9. It is however a matter for consideration whether, consonant to the principles above enunciated, some allowance should not be made for the possibility of a portion of this area within a reasonable period becoming a building site, even apart from the land acquisition purpose. From the very nature of the case one can only roughly calculate the prospects. There is some evidence that this area was so situate as to make it possible that within a reasonable period some of it would become a building site. Bearing this fact in mind we are prepared to regard one quarter of it as potential building site and three quarters of it as agricultural land. This will increase the award of the land acquisition officer under this head by an amount. We estimate that this, in the zamindari's own method of calculation, would give him an increased income of Rs. 349 which at 20 years' purchase amount to a capital sum of Rs. 6,980.

10. There remains the question raised as to whether there was here a sufficient specific claim for the purposes of Section 9, Land Acquisition Act.

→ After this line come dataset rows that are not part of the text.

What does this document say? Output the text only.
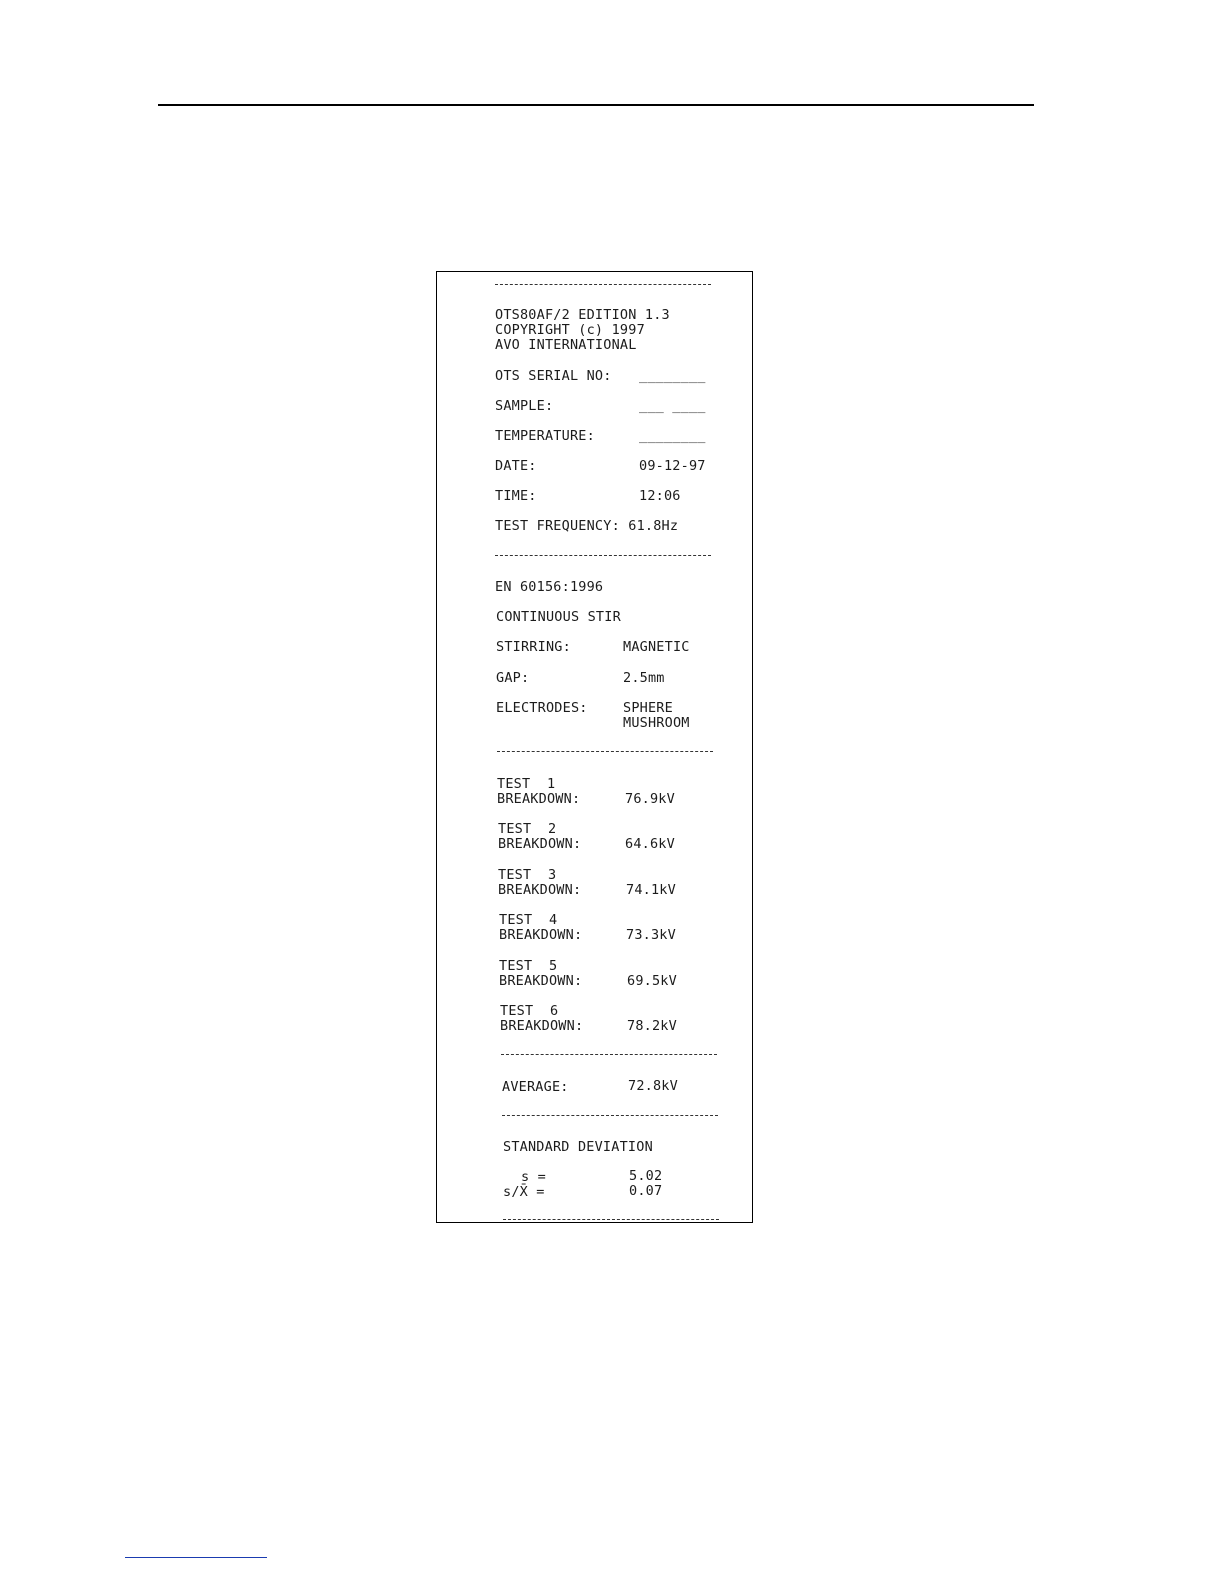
OTS80AF/2 EDITION 1.3
COPYRIGHT (c) 1997
AVO INTERNATIONAL
OTS SERIAL NO: ________
SAMPLE:	___ ____
TEMPERATURE:	________
DATE:	09-12-97
TIME:	12:06
TEST FREQUENCY: 61.8Hz
EN 60156:1996
CONTINUOUS STIR
STIRRING:	MAGNETIC
GAP:	2.5mm
ELECTRODES:	SPHERE
MUSHROOM
TEST  1
BREAKDOWN:	76.9kV
TEST  2
BREAKDOWN:	64.6kV
TEST  3
BREAKDOWN:	74.1kV
TEST  4
BREAKDOWN:	73.3kV
TEST  5
BREAKDOWN:	69.5kV
TEST  6
BREAKDOWN:	78.2kV
AVERAGE:	72.8kV
STANDARD DEVIATION
s =	5.02
s/X̄ =	0.07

If not, it is urged that Section 25(2) prevents the award exceeding the amount awarded by the Collector. The point only relates to the claim for paths and ponds and accordingly does not now arise. In the result the appeal is allowed, and the land acquisition officer's award increased by the sum of Rs. 6,980 is restored. Costs will be proportionate in both cases in both Courts. Appeal No. 77 of 1930 is dismissed with costs. The statutory increase of 15 per cent will be allowed on the Rs. 6,980. Interest at 6 per cent allowed on the total increase from date of the land acquisition officer's award. Same statutory percentage and interest will be allowed on the increase if any found due in 365/1929.